Most of the ‘famous’ temples in Agrigento are misidentified/guessed at. I toyed with the idea that one might be able to identify them on the basis of their orientation.
… addendum: I think you will find that most temples of chthonic deities face the ‘wrong way’ (there’s some of those at Agrigento too) … I pondered that they might be ‘illumined’ at sunset .…
At Agrigento the Temple of Hercules points at 90.5° and the temple of Asklepios (from plans) points to 90° but most point slightly north of east. Here the problem is what I mean by east, so the above is just the eastern half of the sky.

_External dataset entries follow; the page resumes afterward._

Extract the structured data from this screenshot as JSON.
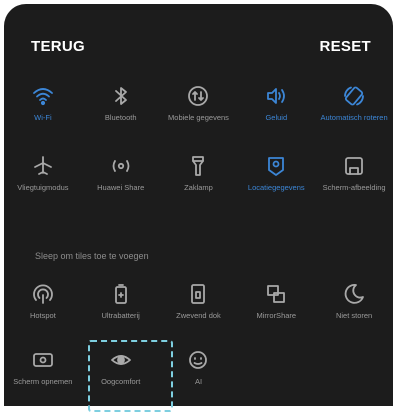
{
  "header": {
    "back_label": "TERUG",
    "reset_label": "RESET"
  },
  "active_tiles": {
    "row1": [
      {
        "label": "Wi-Fi",
        "icon": "wifi-icon",
        "on": true
      },
      {
        "label": "Bluetooth",
        "icon": "bluetooth-icon",
        "on": false
      },
      {
        "label": "Mobiele gegevens",
        "icon": "mobile-data-icon",
        "on": false
      },
      {
        "label": "Geluid",
        "icon": "sound-icon",
        "on": true
      },
      {
        "label": "Automatisch roteren",
        "icon": "auto-rotate-icon",
        "on": true
      }
    ],
    "row2": [
      {
        "label": "Vliegtuigmodus",
        "icon": "airplane-icon",
        "on": false
      },
      {
        "label": "Huawei Share",
        "icon": "huawei-share-icon",
        "on": false
      },
      {
        "label": "Zaklamp",
        "icon": "flashlight-icon",
        "on": false
      },
      {
        "label": "Locatiegegevens",
        "icon": "location-icon",
        "on": true
      },
      {
        "label": "Scherm-afbeelding",
        "icon": "screenshot-icon",
        "on": false
      }
    ]
  },
  "section_label": "Sleep om tiles toe te voegen",
  "available_tiles": {
    "row3": [
      {
        "label": "Hotspot",
        "icon": "hotspot-icon"
      },
      {
        "label": "Ultrabatterij",
        "icon": "battery-icon"
      },
      {
        "label": "Zwevend dok",
        "icon": "floating-dock-icon"
      },
      {
        "label": "MirrorShare",
        "icon": "mirrorshare-icon"
      },
      {
        "label": "Niet storen",
        "icon": "moon-icon"
      }
    ],
    "row4": [
      {
        "label": "Scherm opnemen",
        "icon": "screen-record-icon"
      },
      {
        "label": "Oogcomfort",
        "icon": "eye-comfort-icon"
      },
      {
        "label": "AI",
        "icon": "ai-icon"
      }
    ]
  },
  "colors": {
    "background": "#1c1c1c",
    "active": "#3c86d6",
    "inactive": "#a9a9a9",
    "highlight_border": "#7ecfe0"
  }
}
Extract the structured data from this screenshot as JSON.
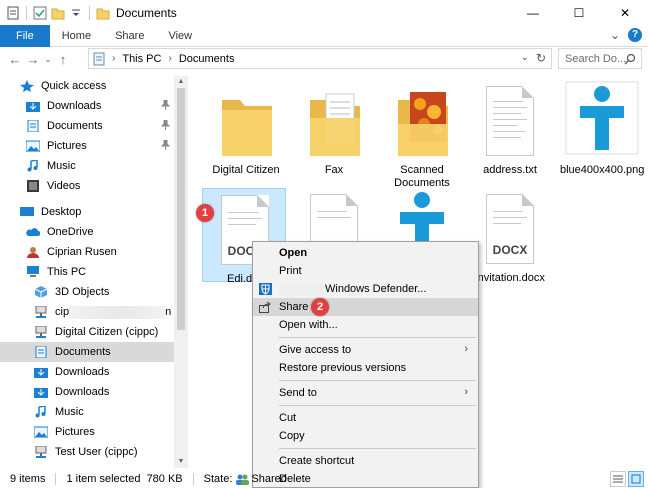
{
  "window": {
    "title": "Documents",
    "controls": {
      "minimize": "—",
      "maximize": "☐",
      "close": "✕"
    }
  },
  "ribbon": {
    "tabs": [
      "File",
      "Home",
      "Share",
      "View"
    ],
    "collapse_glyph": "⌄",
    "help_glyph": "?"
  },
  "address_bar": {
    "back": "←",
    "forward": "→",
    "history": "⌄",
    "up": "↑",
    "crumbs": [
      "This PC",
      "Documents"
    ],
    "dropdown": "⌄",
    "refresh": "↻",
    "search_placeholder": "Search Do..."
  },
  "nav_pane": {
    "items": [
      {
        "label": "Quick access",
        "icon": "star-icon",
        "color": "#1b7fd3",
        "indent": 0,
        "state": "",
        "pinned": false
      },
      {
        "label": "Downloads",
        "icon": "downloads-folder-icon",
        "color": "#1b7fd3",
        "indent": 1,
        "pinned": true
      },
      {
        "label": "Documents",
        "icon": "documents-folder-icon",
        "color": "#1b7fd3",
        "indent": 1,
        "pinned": true
      },
      {
        "label": "Pictures",
        "icon": "pictures-folder-icon",
        "color": "#1b7fd3",
        "indent": 1,
        "pinned": true
      },
      {
        "label": "Music",
        "icon": "music-icon",
        "color": "#1b7fd3",
        "indent": 1,
        "pinned": false
      },
      {
        "label": "Videos",
        "icon": "videos-icon",
        "color": "#3a3a3a",
        "indent": 1,
        "pinned": false
      },
      {
        "label": "Desktop",
        "icon": "desktop-icon",
        "color": "#1b7fd3",
        "indent": 0,
        "pinned": false
      },
      {
        "label": "OneDrive",
        "icon": "onedrive-icon",
        "color": "#1b7fd3",
        "indent": 1,
        "pinned": false
      },
      {
        "label": "Ciprian Rusen",
        "icon": "user-icon",
        "color": "#c07a3a",
        "indent": 1,
        "pinned": false
      },
      {
        "label": "This PC",
        "icon": "this-pc-icon",
        "color": "#1b7fd3",
        "indent": 1,
        "pinned": false
      },
      {
        "label": "3D Objects",
        "icon": "3d-objects-icon",
        "color": "#1b7fd3",
        "indent": 2,
        "pinned": false
      },
      {
        "label": "cip",
        "suffix": "n",
        "icon": "network-drive-icon",
        "color": "#666666",
        "indent": 2,
        "pinned": false,
        "redacted": true
      },
      {
        "label": "Digital Citizen (cippc)",
        "icon": "network-drive-icon",
        "color": "#666666",
        "indent": 2,
        "pinned": false
      },
      {
        "label": "Documents",
        "icon": "documents-folder-icon",
        "color": "#1b7fd3",
        "indent": 2,
        "pinned": false,
        "selected": true
      },
      {
        "label": "Downloads",
        "icon": "downloads-folder-icon",
        "color": "#1b7fd3",
        "indent": 2,
        "pinned": false
      },
      {
        "label": "Downloads",
        "icon": "downloads-folder-icon",
        "color": "#1b7fd3",
        "indent": 2,
        "pinned": false
      },
      {
        "label": "Music",
        "icon": "music-icon",
        "color": "#1b7fd3",
        "indent": 2,
        "pinned": false
      },
      {
        "label": "Pictures",
        "icon": "pictures-folder-icon",
        "color": "#1b7fd3",
        "indent": 2,
        "pinned": false
      },
      {
        "label": "Test User (cippc)",
        "icon": "network-drive-icon",
        "color": "#666666",
        "indent": 2,
        "pinned": false
      }
    ],
    "pin_glyph": "📌"
  },
  "files": [
    {
      "name": "Digital Citizen",
      "kind": "folder"
    },
    {
      "name": "Fax",
      "kind": "folder-docs"
    },
    {
      "name": "Scanned Documents",
      "kind": "folder-photo"
    },
    {
      "name": "address.txt",
      "kind": "text"
    },
    {
      "name": "blue400x400.png",
      "kind": "image-logo"
    },
    {
      "name": "Edi.d",
      "kind": "docx",
      "ext": "DOCX",
      "selected": true
    },
    {
      "name": "",
      "kind": "doc-partial"
    },
    {
      "name": "",
      "kind": "logo-partial"
    },
    {
      "name": "invitation.docx",
      "kind": "docx",
      "ext": "DOCX"
    }
  ],
  "badges": {
    "one": "1",
    "two": "2"
  },
  "context_menu": {
    "items": [
      {
        "label": "Open",
        "bold": true
      },
      {
        "label": "Print"
      },
      {
        "label": "Windows Defender...",
        "icon": "windows-defender-icon",
        "redact_prefix": true
      },
      {
        "label": "Share",
        "icon": "share-icon",
        "highlighted": true
      },
      {
        "label": "Open with..."
      },
      {
        "sep": true
      },
      {
        "label": "Give access to",
        "submenu": true
      },
      {
        "label": "Restore previous versions"
      },
      {
        "sep": true
      },
      {
        "label": "Send to",
        "submenu": true
      },
      {
        "sep": true
      },
      {
        "label": "Cut"
      },
      {
        "label": "Copy"
      },
      {
        "sep": true
      },
      {
        "label": "Create shortcut"
      },
      {
        "label": "Delete"
      }
    ],
    "submenu_glyph": "›"
  },
  "status_bar": {
    "count": "9 items",
    "selection": "1 item selected  780 KB",
    "state_label": "State:",
    "state_value": "Shared"
  },
  "colors": {
    "accent": "#1979ca",
    "folder": "#f7d26a",
    "logo": "#1a9bd7",
    "badge": "#e04040"
  }
}
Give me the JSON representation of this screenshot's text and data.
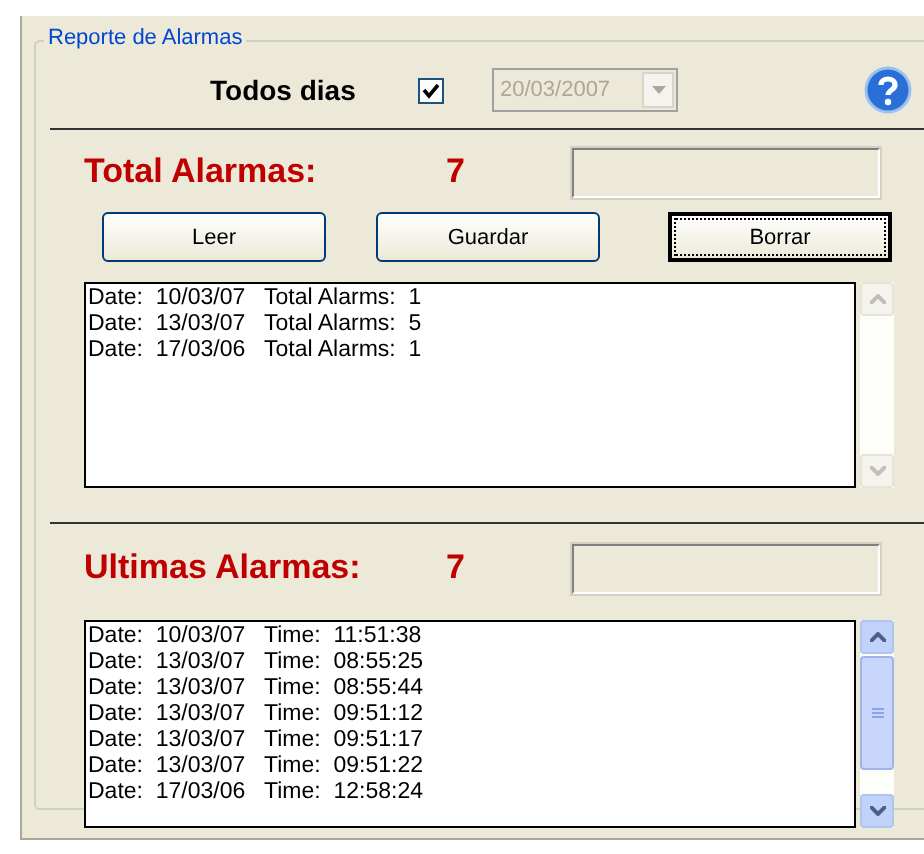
{
  "group": {
    "title": "Reporte de Alarmas"
  },
  "filter": {
    "label": "Todos dias",
    "checked": true,
    "date": "20/03/2007",
    "date_disabled": true
  },
  "total": {
    "label": "Total Alarmas:",
    "count": "7"
  },
  "buttons": [
    {
      "label": "Leer",
      "focused": false
    },
    {
      "label": "Guardar",
      "focused": false
    },
    {
      "label": "Borrar",
      "focused": true
    }
  ],
  "total_list": {
    "scrollbar_enabled": false,
    "rows": [
      "Date:  10/03/07   Total Alarms:  1",
      "Date:  13/03/07   Total Alarms:  5",
      "Date:  17/03/06   Total Alarms:  1"
    ]
  },
  "last": {
    "label": "Ultimas Alarmas:",
    "count": "7"
  },
  "last_list": {
    "scrollbar_enabled": true,
    "rows": [
      "Date:  10/03/07   Time:  11:51:38",
      "Date:  13/03/07   Time:  08:55:25",
      "Date:  13/03/07   Time:  08:55:44",
      "Date:  13/03/07   Time:  09:51:12",
      "Date:  13/03/07   Time:  09:51:17",
      "Date:  13/03/07   Time:  09:51:22",
      "Date:  17/03/06   Time:  12:58:24"
    ]
  }
}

This isn’t usually what people think of as East, so the next entry will be examining whether the temples point to a direction where the sun will rise. It varies from 59° in the summer to 119° in the winter around Sicily.
There’ll also be some information on Agrigento going up later on in the week.
Having spent some time thinking about this (and knowning literally nothing about Greek archaeology — I gather the Parthenon faces East
), I suspect I would use Fishers Exact Test for this, but how big is the sample?
Below quote taken from website below. Maybe it sheds light on your East-facing subject. Not all but many of the Church of Jesus Christ of Latter-day saints’ temples have angel Moroni atop facing east.
http://www.ldschurchtemples.com/
DH
Another point copied from:
http://ichthys.com/mail-Savior%20and%20East.htm
[As far as “east” is concerned, yes I quite agree. We could add the fact that in the encampment order of the tribes of Israel, the eastern position and order of march is supreme (cf. Num.2:3–23). The reason for the east being the preeminent direction is that this is the direction from which the Messiah will return (Is.41:25; 63:1; Ezek.43:4; Zech.14:4; Mal.4:2; Lk.1:78; 2Pet.1:19; Rev.19:17 — that’s the basic symbolism of Ezek.44:1–6; cf. Ezek.44:1–4 where He enters in the Theophany to Ezekiel). For this reason, the temple faces east, towards the rising sun which is symbolic of the Light of world as He will return in glory on that day of days, so that just as we were collectively expelled from Eden and driven toward the east, so when the Son of Man, the Last Adam, returns, He will come from that same direction and restore to the earth blessings beyond what we can now anticipate.]